Pope Francis apologized that two men entered a church near the Vatican, took controversial statues and tossed them into the Tiber River.
“As bishop of the diocese, I apologize,” he said Oct. 25, the first time the full membership of the Synod of Bishops for the Amazon was gathered since the statues were taken from the Church of St. Mary in Traspontina Oct. 21.
Referring to the statue as “Pachamama,” like many media had done, Pope Francis told bishops at the synod that the statues had been displayed in the Rome church “without any idolatrous intention,” although the men who took the statues claimed on social media that they did so because the statues were idols. “Pachamama” is a term for “Mother Earth” used by some South American indigenous people.
The pope also said that the statues, which floated, had been recovered by Italian police. The statues, “which created such a media clamour,” he said, “were not damaged.”
The statues are still in the custody of the Italian carabinieri, the military police, who are awaiting instructions about what should be done with them, the pope said.
The commander of the carabinieri, he said, “suggested, for example, ‘the exposition of the statues during the holy Mass closing the synod.’ We’ll see.
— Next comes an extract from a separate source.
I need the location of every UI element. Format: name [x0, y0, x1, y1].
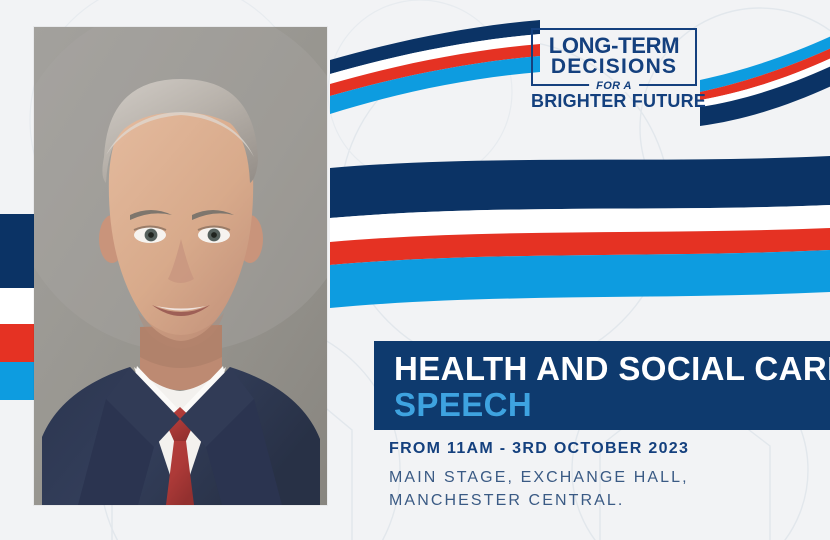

I have delegated the secretary of state (Cardinal Pietro Parolin) to respond to this.”
The recovery of the statues, he said, “is good news.”
Paolo Ruffini, prefect of the Dicastery for Communication, told reporters Oct. 21 that the statues “represented life, fertility, Mother Earth.”
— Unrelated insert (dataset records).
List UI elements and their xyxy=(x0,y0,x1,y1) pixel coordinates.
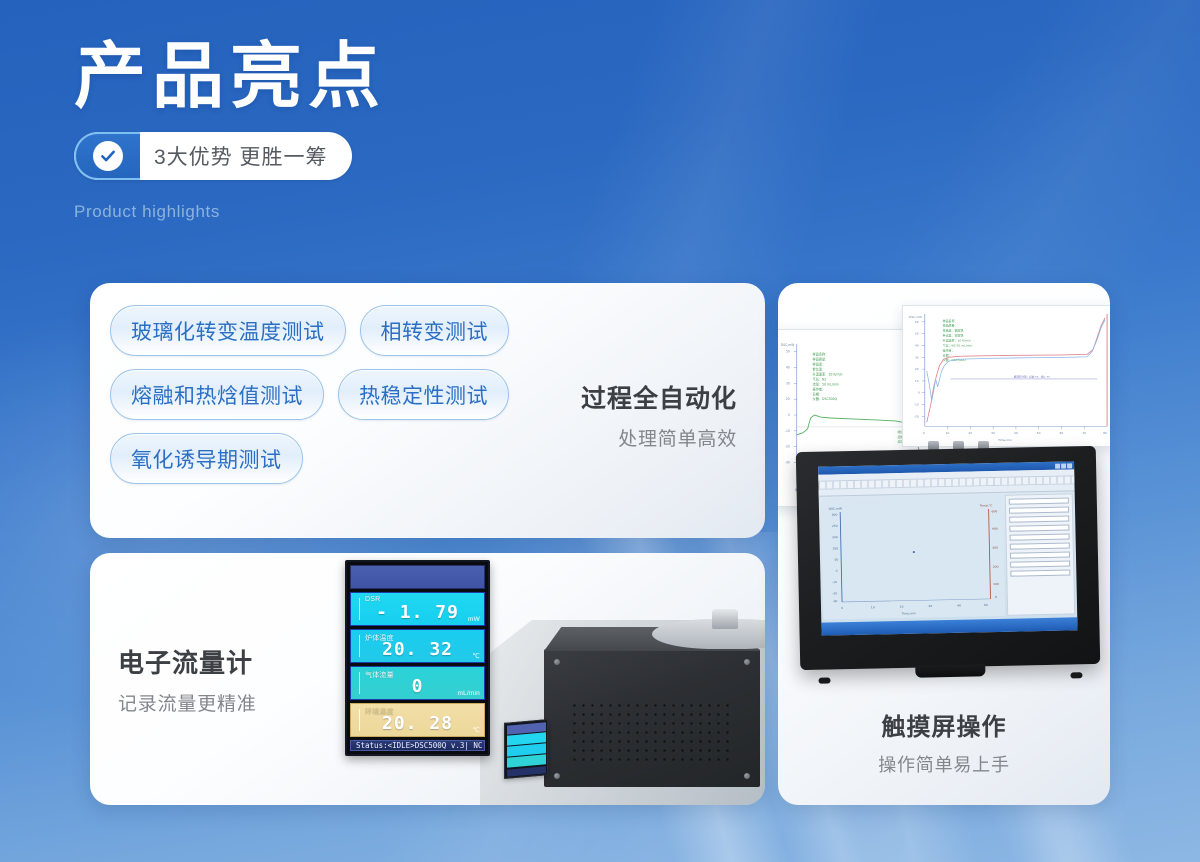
svg-text:100: 100 xyxy=(993,582,999,586)
svg-text:40: 40 xyxy=(1014,431,1018,435)
svg-text:样品名称：: 样品名称： xyxy=(813,352,829,357)
parameter-field[interactable] xyxy=(1009,506,1069,513)
page-subtitle-en: Product highlights xyxy=(74,202,386,222)
feature-tag[interactable]: 热稳定性测试 xyxy=(338,369,509,420)
svg-text:200: 200 xyxy=(832,535,838,539)
parameter-field[interactable] xyxy=(1009,515,1069,522)
flow-caption-sub: 记录流量更精准 xyxy=(118,689,257,716)
svg-text:20: 20 xyxy=(968,431,972,435)
instrument-vent-grid xyxy=(570,701,732,763)
svg-text:40: 40 xyxy=(957,604,961,608)
parameter-field[interactable] xyxy=(1010,542,1070,549)
touch-caption-title: 触摸屏操作 xyxy=(778,707,1110,742)
parameter-field[interactable] xyxy=(1010,533,1070,540)
svg-text:60: 60 xyxy=(915,320,919,324)
close-icon[interactable] xyxy=(1067,463,1072,468)
svg-text:日期：: 日期： xyxy=(813,391,822,396)
svg-text:40: 40 xyxy=(786,366,790,370)
svg-text:DSC,mW: DSC,mW xyxy=(781,343,794,347)
check-circle-icon xyxy=(93,141,123,171)
svg-text:Temp,℃: Temp,℃ xyxy=(979,503,993,507)
parameter-field[interactable] xyxy=(1010,551,1070,558)
svg-text:0: 0 xyxy=(836,569,838,573)
parameter-field[interactable] xyxy=(1010,569,1070,576)
svg-text:30: 30 xyxy=(915,355,919,359)
svg-text:Time,min: Time,min xyxy=(997,438,1012,442)
svg-text:-30: -30 xyxy=(832,599,837,603)
feature-tag-row: 玻璃化转变温度测试 相转变测试 xyxy=(110,305,562,356)
svg-text:20: 20 xyxy=(915,367,919,371)
monitor-foot xyxy=(1070,672,1082,678)
lcd-label: 炉体温度 xyxy=(365,633,394,643)
lcd-unit: mL/min xyxy=(457,690,480,697)
monitor-screen[interactable]: DSC,mW 300250200 150500 -10-20-30 01020 … xyxy=(818,461,1077,635)
instrument-front-display xyxy=(504,719,548,779)
svg-text:0: 0 xyxy=(788,413,790,417)
svg-text:50: 50 xyxy=(915,332,919,336)
flow-meter-lcd: DSR - 1. 79 mW 炉体温度 20. 32 ℃ 气体流量 0 mL/m… xyxy=(345,560,490,756)
svg-text:参比皿：空坩埚: 参比皿：空坩埚 xyxy=(943,333,964,338)
flow-caption-title: 电子流量计 xyxy=(118,643,257,680)
features-caption-sub: 处理简单高效 xyxy=(581,424,737,451)
lcd-value: - 1. 79 xyxy=(355,602,480,623)
svg-text:DSC,mW: DSC,mW xyxy=(829,507,843,511)
svg-text:气氛：N2 50 mL/min: 气氛：N2 50 mL/min xyxy=(943,342,973,347)
svg-text:0: 0 xyxy=(918,391,920,395)
lcd-tick xyxy=(359,635,360,657)
svg-text:参比皿：: 参比皿： xyxy=(813,367,826,372)
svg-text:10: 10 xyxy=(871,605,875,609)
feature-tag-row: 氧化诱导期测试 xyxy=(110,433,562,484)
dsc-curve-screenshot-right: DSC,mW 605040 302010 0-10-20 01020 30405… xyxy=(902,305,1110,447)
lcd-status-bar: Status:<IDLE>DSC500Q v.3| NC xyxy=(350,740,485,751)
svg-text:30: 30 xyxy=(928,604,932,608)
svg-text:150: 150 xyxy=(832,546,838,550)
features-card: 玻璃化转变温度测试 相转变测试 熔融和热焓值测试 热稳定性测试 氧化诱导期测试 … xyxy=(90,283,765,538)
svg-text:-30: -30 xyxy=(785,460,790,464)
svg-text:DSC,mW: DSC,mW xyxy=(909,315,922,319)
svg-text:50: 50 xyxy=(834,558,838,562)
svg-text:80: 80 xyxy=(1103,431,1107,435)
svg-text:-20: -20 xyxy=(785,445,790,449)
svg-text:30: 30 xyxy=(786,381,790,385)
instrument-screw xyxy=(744,659,750,665)
svg-text:0: 0 xyxy=(995,595,997,599)
svg-text:样品质量：: 样品质量： xyxy=(813,357,829,362)
feature-tag[interactable]: 玻璃化转变温度测试 xyxy=(110,305,346,356)
svg-text:40: 40 xyxy=(915,343,919,347)
page-header: 产品亮点 3大优势 更胜一筹 Product highlights xyxy=(74,40,386,222)
lcd-tick xyxy=(359,709,360,731)
instrument-knob xyxy=(712,609,738,629)
features-caption-title: 过程全自动化 xyxy=(581,379,737,415)
instrument-screw xyxy=(554,773,560,779)
svg-text:0: 0 xyxy=(923,431,925,435)
lcd-row-furnace-temp: 炉体温度 20. 32 ℃ xyxy=(350,629,485,663)
lcd-label: 气体流量 xyxy=(365,670,394,680)
svg-text:300: 300 xyxy=(832,513,838,517)
svg-text:样品皿：: 样品皿： xyxy=(813,362,826,367)
svg-text:250: 250 xyxy=(832,524,838,528)
svg-text:-20: -20 xyxy=(914,414,919,418)
minimize-icon[interactable] xyxy=(1055,463,1060,468)
svg-text:操作者：: 操作者： xyxy=(813,386,826,391)
svg-text:20: 20 xyxy=(900,605,904,609)
svg-text:仪器：DSC500Q: 仪器：DSC500Q xyxy=(813,397,838,401)
lcd-unit: mW xyxy=(468,616,480,623)
lcd-row-dsr: DSR - 1. 79 mW xyxy=(350,592,485,626)
maximize-icon[interactable] xyxy=(1061,463,1066,468)
lcd-row-ambient-temp: 环境温度 20. 28 ℃ xyxy=(350,703,485,737)
svg-text:升温速率：10 K/min: 升温速率：10 K/min xyxy=(813,371,843,376)
lcd-unit: ℃ xyxy=(473,652,481,660)
svg-text:操作者：: 操作者： xyxy=(943,347,955,352)
touch-caption: 触摸屏操作 操作简单易上手 xyxy=(778,707,1110,777)
flow-meter-card: 电子流量计 记录流量更精准 DSR - 1. 79 mW xyxy=(90,553,765,805)
feature-tag[interactable]: 氧化诱导期测试 xyxy=(110,433,303,484)
svg-text:10: 10 xyxy=(915,379,919,383)
svg-text:Time,min: Time,min xyxy=(901,611,916,615)
svg-text:50: 50 xyxy=(786,350,790,354)
feature-tag[interactable]: 相转变测试 xyxy=(360,305,510,356)
feature-tag[interactable]: 熔融和热焓值测试 xyxy=(110,369,324,420)
lcd-header xyxy=(350,565,485,589)
flow-caption: 电子流量计 记录流量更精准 xyxy=(118,643,257,716)
mini-display-status xyxy=(507,766,546,776)
lcd-tick xyxy=(359,672,360,694)
lcd-unit: ℃ xyxy=(473,726,481,734)
lcd-row-gas-flow: 气体流量 0 mL/min xyxy=(350,666,485,700)
software-plot-area: DSC,mW 300250200 150500 -10-20-30 01020 … xyxy=(821,495,1005,620)
svg-text:0: 0 xyxy=(841,606,843,610)
svg-text:-10: -10 xyxy=(832,580,837,584)
svg-text:30: 30 xyxy=(991,431,995,435)
svg-text:样品皿：铝坩埚: 样品皿：铝坩埚 xyxy=(943,328,964,333)
monitor-stand xyxy=(915,664,985,677)
touchscreen-card: DSC,mW 5040 3020 0-10 -20-30 03060 样品名称：… xyxy=(778,283,1110,805)
svg-text:流量：50 mL/min: 流量：50 mL/min xyxy=(813,381,839,386)
lcd-label: 环境温度 xyxy=(365,707,394,717)
svg-text:60: 60 xyxy=(1060,431,1064,435)
parameter-field[interactable] xyxy=(1009,524,1069,531)
svg-text:样品名称：: 样品名称： xyxy=(943,318,958,323)
svg-text:样品质量：: 样品质量： xyxy=(943,323,958,328)
parameter-field[interactable] xyxy=(1009,497,1069,504)
svg-text:峰面积计算：起始 xx，终止 xx: 峰面积计算：起始 xx，终止 xx xyxy=(1014,374,1050,378)
svg-text:60: 60 xyxy=(984,603,988,607)
svg-text:50: 50 xyxy=(1037,431,1041,435)
svg-text:300: 300 xyxy=(992,546,998,550)
svg-text:200: 200 xyxy=(993,565,999,569)
badge-label: 3大优势 更胜一筹 xyxy=(140,132,352,180)
svg-text:气氛：N2: 气氛：N2 xyxy=(813,376,827,381)
dsc-instrument-photo xyxy=(468,590,765,805)
monitor-foot xyxy=(818,677,830,683)
parameter-field[interactable] xyxy=(1010,560,1070,567)
instrument-screw xyxy=(554,659,560,665)
svg-text:日期：: 日期： xyxy=(943,352,952,357)
features-caption: 过程全自动化 处理简单高效 xyxy=(581,379,737,451)
svg-text:10: 10 xyxy=(946,431,950,435)
svg-text:70: 70 xyxy=(1082,431,1086,435)
svg-text:20: 20 xyxy=(786,397,790,401)
svg-text:600: 600 xyxy=(991,509,997,513)
badge-icon-container xyxy=(74,132,140,180)
svg-text:400: 400 xyxy=(992,527,998,531)
software-parameter-panel[interactable] xyxy=(1005,493,1076,615)
touch-caption-sub: 操作简单易上手 xyxy=(778,751,1110,777)
lcd-tick xyxy=(359,598,360,620)
page-title: 产品亮点 xyxy=(74,40,386,112)
svg-text:-20: -20 xyxy=(832,591,837,595)
lcd-label: DSR xyxy=(365,596,380,603)
instrument-lid xyxy=(652,619,765,649)
advantage-badge: 3大优势 更胜一筹 xyxy=(74,132,352,180)
svg-text:-10: -10 xyxy=(914,403,919,407)
svg-text:-10: -10 xyxy=(785,429,790,433)
instrument-screw xyxy=(744,773,750,779)
feature-tag-row: 熔融和热焓值测试 热稳定性测试 xyxy=(110,369,562,420)
svg-text:升温速率：10 K/min: 升温速率：10 K/min xyxy=(943,338,971,343)
instrument-body xyxy=(544,649,760,787)
feature-tag-list: 玻璃化转变温度测试 相转变测试 熔融和热焓值测试 热稳定性测试 氧化诱导期测试 xyxy=(110,305,562,497)
touchscreen-monitor: DSC,mW 300250200 150500 -10-20-30 01020 … xyxy=(796,446,1100,670)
The statues had been kept in several side chapels at the back of the Church of St. Mary in Traspontina, where prayer services connected to the synod were held daily during the synod.
The statue was present Oct. 4 when Pope Francis planted a tree in the Vatican Gardens and entrusted the synod to St. Francis of Assisi. It was used again Oct. 7 during a prayer and procession from the Basilica of St. Peter to the Vatican synod hall and early Oct. 19 as synod members and supporters prayed the Stations of the Cross on the main street leading to St. Peter’s Square.